Alyne haussa les épaules.
« Il y a certaines personnes qui s'amusent à parler à des revenants au lieu de dormir.
— Et il y en a d'autres qui les entendent sans les voir. » Répliqua Galaniel.
Césape ouvrit des yeux étonnés.
« C'est ça votre explication ? Vous profitez de la nuit pour chasser les fantômes ? »
Il éclata d'un rire sonore.
« Si vous me disiez plutôt ce que vous faisiez réellement ? C'est pas gentil de faire des cachoteries à un futur vieux copain... »
Alyne posa ses mains sur ses hanches et le toisa de son regard glacial avant de répliquer.
« Nous ne t'avons dit que la vérité ; et d'ailleurs nous pourrions aussi te retourner la même question. »
Césape sembla se rembrunir.
« Moi ? Euh, j'avais soif. Bon d'accord, c'est une explication encore plus bidon que la vôtre. En réalité je vous ai entendu sortir et je vous ai suivi, non pas tant pour profiter de votre présence rassurante que pour savoir ce que vous complotiez à l'extérieur. On ne sait jamais ce qui peut se passer.
— Tu n'étais pas en train de dormir ?
— Je ne dors que d'un œil, surtout ici. Bien malin celui qui parviendra à me surprendre dans mon sommeil, au passage particulièrement mérité. Sinon, c'est quoi, vos histoires de fantômes ? »
Ils prirent quelques minutes pour relater à Césape les événements supposés. Le gigan les écouta parler sans mot dire, mais fit preuve du même scepticisme qu'Alyne au sujet de ces visions
« C'est bien la première fois que j'entends parler d'une chose pareille, remarqua-t-il, alors que ses compagnons achevaient leurs explications.
— Personnellement, depuis que j'ai une Pierre d'Origine, j'expérimente beaucoup de choses dont je n'avais jamais entendu parler, rappela Galaniel.
— C'est vrai, acquiesça Césape, mais nous avons ici une encyclopédie ambulante pour différencier ce qui est normal de ce qui ne l'est pas. »
Son regard se porta sur Alyne qui, bras croisés, semblait s'être résignée à un mutisme passager.
« Je ne connais pas grand-chose à la question, avoua-t-elle finalement. La nécromancie est une science interdite.
— J'ai eu vent de quelques légendes, avant de venir ici, continua Césape. Mais il s'agissait de cas marginaux, et je serais bien en peine d'affirmer qu'elles eussent pu contenir ne serait-ce qu'une once de vérité. »
Leurs regards se tournèrent vers Galaniel.
« Je ne connais rien à cette prétendue science, se défendit-il. Je vous ai dit ce que j'ai vu, c'est tout. »
Un silence embarrassé s'instaura, rapidement rompu par Césape.
« Tu auras sans doute fait un mauvais rêve.
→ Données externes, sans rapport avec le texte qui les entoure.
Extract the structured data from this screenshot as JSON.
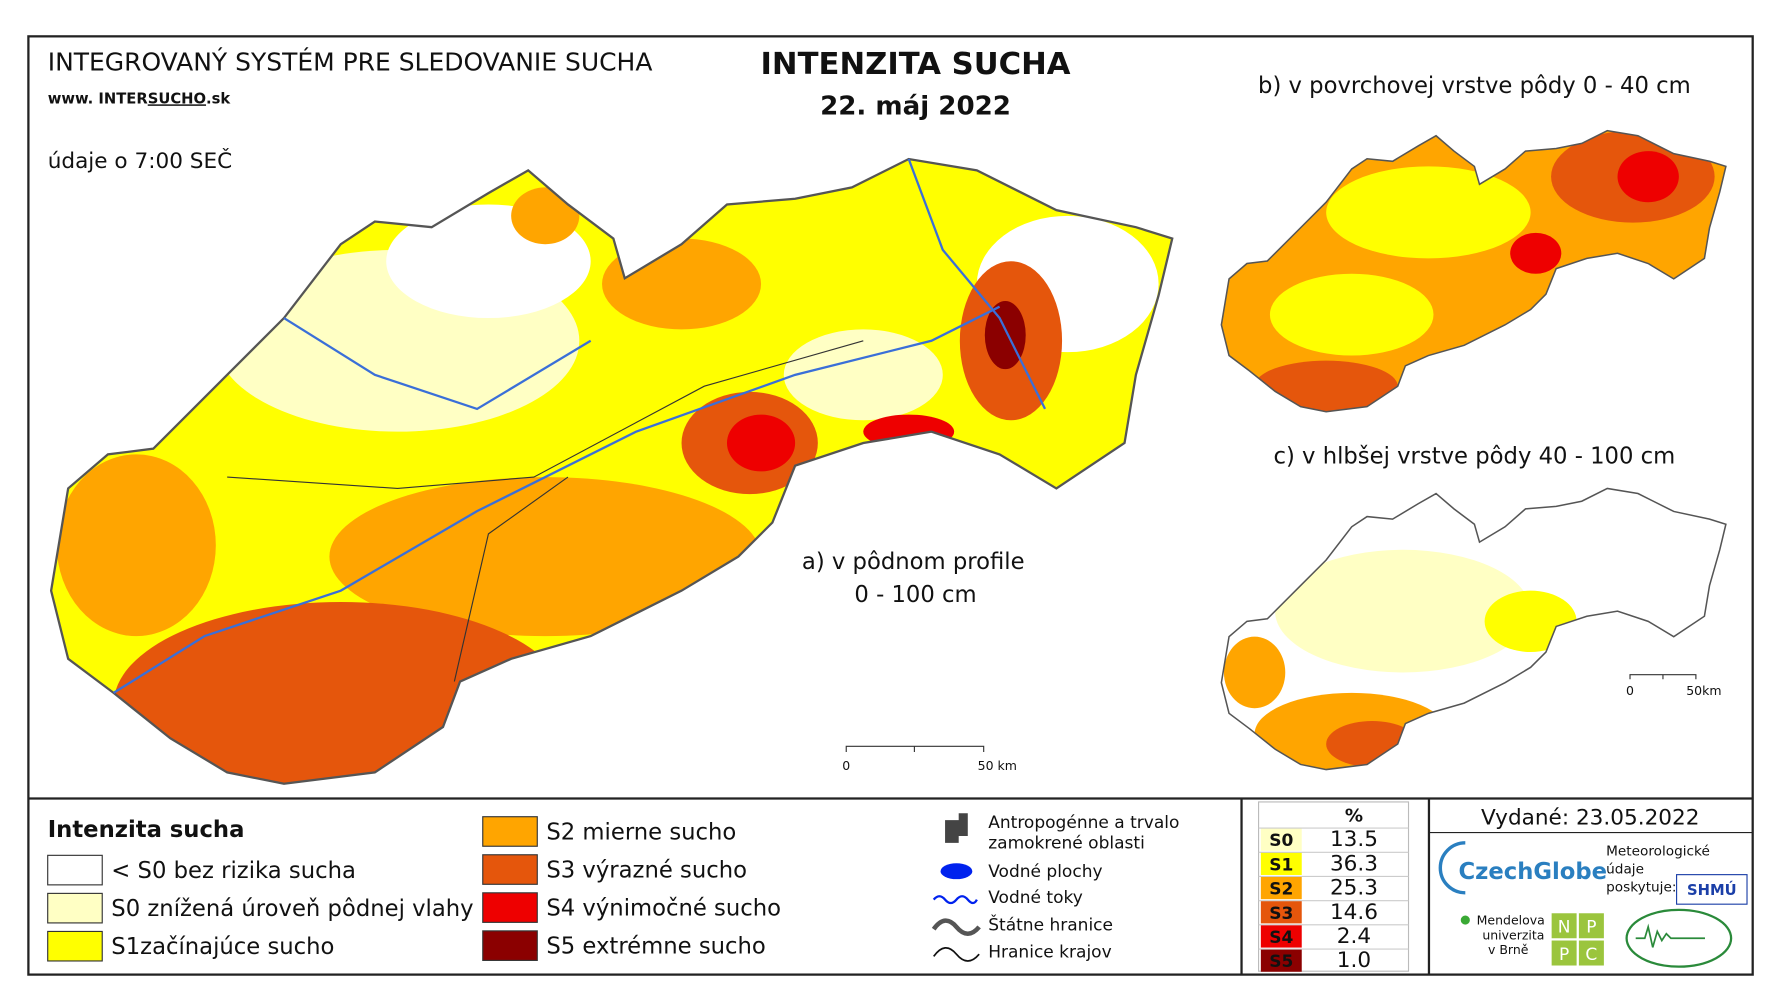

— Sans doute, concéda Galaniel, désireux de clore cette discussion au plus vite. Il s'est passé tant de choses incroyables ces derniers temps que le rêve ou la réalité en deviennent difficiles à cerner.
— En attendant, il n'y a que nous, ici, remarqua Césape. S'il y avait quelque chose ou quelqu'un d'autre, il n'y est plus. Inutile donc de s'éterniser dehors. »
Ils acquiescèrent, et préférèrent mettre ces apparitions sur le compte de la fatigue. Seul Galaniel continua d'y croire dur comme fer, mais abandonna lui aussi le débat pour retourner dormir. Une journée difficile les attendrait le lendemain.